Muitas cidades são cortadas por rios. Cabo Frio tem um canal de água salgada. Para a maioria das pessoas, não faz a menor diferença. Rio ou canal, é só um curso d’água indiferente. Para os garotos de doze, treze anos da Turma do Portinho, naquele ano de mil novecentos e setenta e oito, fazia muita diferença. Como cenário de aventuras, um canal é muito mais divertido do que um rio.

O Canal do Itajuru serpenteia por Cabo Frio ligando o mar à Lagoa de Araruama. Por causa das marés, a corrente do canal muda de sentido quatro vezes por dia. Já os rios correm sempre na mesma direção. Ao contrário dos rios, o volume de água no canal varia abruptamente quase todos os dias, sobretudo nas marés de lua cheia e nova. Enquanto os rios são invariavelmente gelados, no canal a temperatura da água é agradável, quase morna na maré vazante que leva para o mar as águas quentes que buscou na lagoa. O canal parecia ter sido feito de encomenda para brincadeiras de meninos já robustos e independentes o bastante para correr riscos longe da vista dos pais.

A turma se formara naquele mesmo ano, entre os alunos da quinta série do Colégio Alexis Novelino. Com o desembaraço típico da idade, malgrado tivessem se conhecido naquele momento, em poucas semanas já eram amigos de infância. O ponto de encontro era a casa de Cesar, no bairro do Portinho, perto do canal. Os pais dele trabalhavam fora o dia inteiro, de modo que os garotos ficavam à vontade e a casa servia como sede de clube. Além disso, era o ponto mais central e para lá convergiam Pedro, Eduardo, Paulinho, Marcos e outros, todos de bicicleta, depois da aula e do almoço, no início da tarde. Reunidos, decidiam o que fazer.

A cidade toda era um campo de aventuras, as praias e a lagoa, as salinas e as pedras do Forte São Mateus, os morros e os terrenos baldios. E, claro, o canal, cujas águas naquela época eram limpas e claras. A escolha variava segundo o tempo e as preferências da hora – desde que fosse ao ar livre. De bicicleta não estavam a mais de vinte minutos de qualquer ponto da cidade. Ver televisão não era uma opção, salvo quando chovia muito - o grupo então nem se reunia -, e ainda não existiam videogames e internet. Raramente tinham paciência para jogos de tabuleiro, como o War, que estava na moda.

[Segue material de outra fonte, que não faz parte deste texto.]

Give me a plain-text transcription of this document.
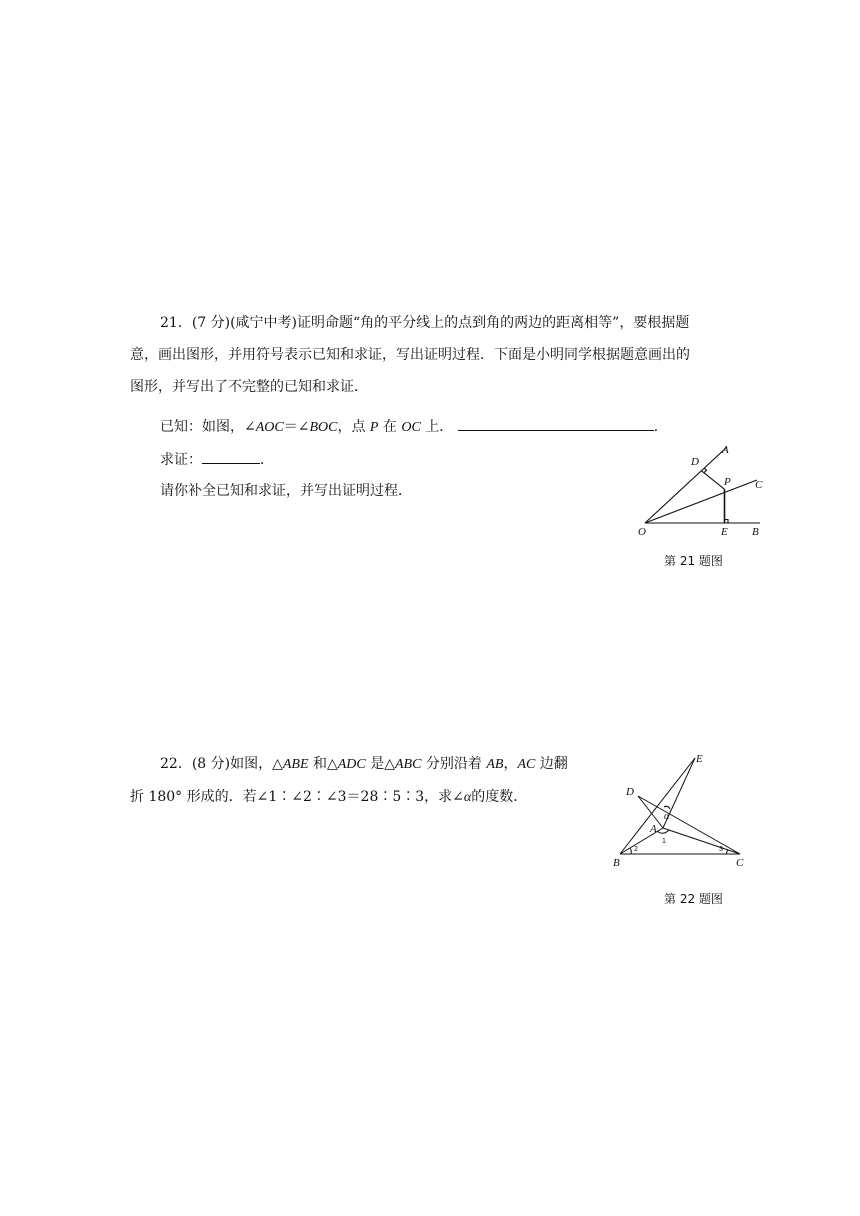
21．(7 分)(咸宁中考)证明命题“角的平分线上的点到角的两边的距离相等”，要根据题
意，画出图形，并用符号表示已知和求证，写出证明过程．下面是小明同学根据题意画出的
图形，并写出了不完整的已知和求证．
已知：如图，∠AOC＝∠BOC，点 P 在 OC 上．	．
求证：	．
请你补全已知和求证，并写出证明过程．
A
D
P C
O	E B
第 21 题图
22．(8 分)如图，△ABE 和△ADC 是△ABC 分别沿着 AB，AC 边翻
折 180° 形成的．若∠1∶∠2∶∠3＝28∶5∶3，求∠α的度数．
E
D
α
A
1
2	3
B	C
第 22 题图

Decidir a aventura do dia normalmente só depois de muita discussão, mas naquela tarde ensolarada de setembro a escolha foi rápida e unânime. Alguém tinha notado uma traineira tombada e abandonada na outra margem do canal. A idéia era nadar até lá e explorar o local. Em minutos estavam todos mergulhando rumo ao objetivo.

Era um dia luminoso oferecido pelo sol primaveril das duas da tarde. Não havia nuvens no céu de um azul profundo e belo, que se estendia homogêneo em todas as direções, confundindo-se com a cor do canal. A maré estava cheia no ponto máximo, já próximo o momento de inverter o curso, de forma que não havia a força da corrente a vencer. Os meninos nadavam preguiçosamente, sem precisar se esforçar. A água estava tépida e tão cristalina que se via facilmente os contornos do fundo, a areia alva, os peixes apressados. O vento tinha parado e a cidade, sem o movimento da temporada de turismo, parecia mais silenciosa do que nunca, vista de dentro do canal. Enquanto nadavam, sem fazer a algazarra de costume, sentiram-se parte de uma paisagem ideal fixada na eternidade por um pintor impressionista. O tempo parecia ter parado e a finalidade do universo bem poderia ter sido produzir aquele momento perfeito.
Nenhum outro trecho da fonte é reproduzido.